La garde à vue de Jérôme Rodrigues, l’une des figures des “gilets jaunes”, a été levée dimanche soir, a annoncé le parquet de La-Roche-sur-Yon, qui le menace toutefois de le “poursuivre ultérieurement”. Les médias se sont empressés d’annoncer une affaire de “violences conjugales envers sa compagne”.

Dimanche soir, un jour férié, le parquet a décidé de faire une publication sur Twitter “des éléments objectifs” de cette affaire, afin “d’éviter la propagation d’informations parcellaires ou inexactes”.
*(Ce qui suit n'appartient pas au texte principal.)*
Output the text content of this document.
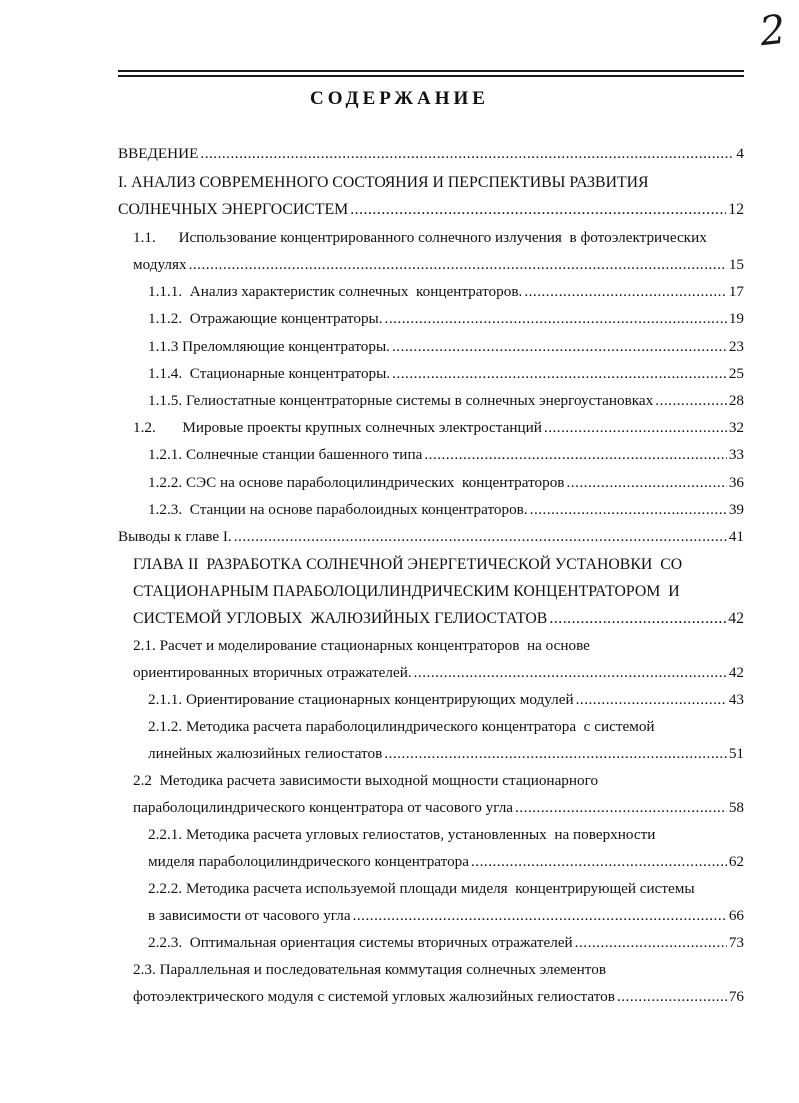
2
СОДЕРЖАНИЕ
ВВЕДЕНИЕ .....	4
I. АНАЛИЗ СОВРЕМЕННОГО СОСТОЯНИЯ И ПЕРСПЕКТИВЫ РАЗВИТИЯ
СОЛНЕЧНЫХ ЭНЕРГОСИСТЕМ .....	12
1.1.      Использование концентрированного солнечного излучения  в фотоэлектрических
модулях .....	15
1.1.1.  Анализ характеристик солнечных  концентраторов. .....	17
1.1.2.  Отражающие концентраторы. .....	19
1.1.3 Преломляющие концентраторы. .....	23
1.1.4.  Стационарные концентраторы. .....	25
1.1.5. Гелиостатные концентраторные системы в солнечных энергоустановках .....	28
1.2.       Мировые проекты крупных солнечных электростанций .....	32
1.2.1. Солнечные станции башенного типа .....	33
1.2.2. СЭС на основе параболоцилиндрических  концентраторов .....	36
1.2.3.  Станции на основе параболоидных концентраторов. .....	39
Выводы к главе I. .....	41
ГЛАВА II  РАЗРАБОТКА СОЛНЕЧНОЙ ЭНЕРГЕТИЧЕСКОЙ УСТАНОВКИ  СО
СТАЦИОНАРНЫМ ПАРАБОЛОЦИЛИНДРИЧЕСКИМ КОНЦЕНТРАТОРОМ  И
СИСТЕМОЙ УГЛОВЫХ  ЖАЛЮЗИЙНЫХ ГЕЛИОСТАТОВ .....	42
2.1. Расчет и моделирование стационарных концентраторов  на основе
ориентированных вторичных отражателей. .....	42
2.1.1. Ориентирование стационарных концентрирующих модулей .....	43
2.1.2. Методика расчета параболоцилиндрического концентратора  с системой
линейных жалюзийных гелиостатов .....	51
2.2  Методика расчета зависимости выходной мощности стационарного
параболоцилиндрического концентратора от часового угла .....	58
2.2.1. Методика расчета угловых гелиостатов, установленных  на поверхности
миделя параболоцилиндрического концентратора .....	62
2.2.2. Методика расчета используемой площади миделя  концентрирующей системы
в зависимости от часового угла .....	66
2.2.3.  Оптимальная ориентация системы вторичных отражателей .....	73
2.3. Параллельная и последовательная коммутация солнечных элементов
фотоэлектрического модуля с системой угловых жалюзийных гелиостатов .....	76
Dimanche matin, en vacances chez des amis à Thorigny (Vendée), Jennifer Velasques, 30 ans, compagne de M. Rodrigues, a appelé les pompiers en raison d’une crise d’angoisse et de douleurs au ventre. Les pompiers ont cru bon de prévenir les gendarmes car, ils avaient cru comprendre que le portable lui avait été arraché des mains.

Arrivés sur place, les gendarmes ont appris “que M. Rodrigues et Mme Velasques s’étaient vivement disputés, leurs hôtes ayant été alertés en s’interposant mais précisant n’avoir pas vu de violences physiques“.

Mme Velasques a été hospitalisée après ce qu’elle a qualifié de “crise d’angoisse”. D’après le communiqué diffusé par le parquet sur Twitter, “le médecin a indiqué que Mme Velasques lui avait précisé que son conjoint lui aurait vidé une bouteille d’eau au visage et l’aurait bousculée“.

L’intéressée est revenue sur ces propos lors d’une audition ultérieure auprès des forces de l’ordre. Quant à lui, Jérôme Rodrigues, a indiqué: “je me suis énervé (…) j’ai crié, je lui ai jeté de l’eau avec une bouteille qui se trouvait à proximité (…) j’ai hurlé, j’ai fait des gestes mais je ne l’ai pas touchée“.

Les médias, toujours servant de relais au pouvoir publics, se sont empressés de dénoncer des “violences conjugales” d’un des leaders des “gilets jaunes”, blessé  gravement à un oeil le 26 janvier à Paris.

Jennifer Velasques a estimé cependant que “le procureur de la République a décidé de faire son coup de pub en plaçant Jérôme en garde à vue. Quand je suis sortie de l’hôpital, on m’a auditionnée, on a tenté de me faire dire un tissu de mensonges, dont celui d’avoir subi des violences conjugales“, a-t-elle dit, précisant ne pas avoir déposé plainte.

Le parquet de La-Roche-sur-Yon rappelle toutefois que les directives faites aux parquets de Vendée, en matière de lutte contre les violences faites aux femmes, prescrivent l’ouverture systématique d’une enquête, même en absence de plainte.

Le procureur de La-Roche-sur-Yon Hervé Lollic rappelle également que les violences pénalement responsables peuvent être physiques, mais également psychologiques et donc verbales.

Il laisse donc une possibilité de poursuivre Jérôme Rodrigues, même contre la volonté de sa prétendue victime. Une tentative d’intimidation d’un opposant politique?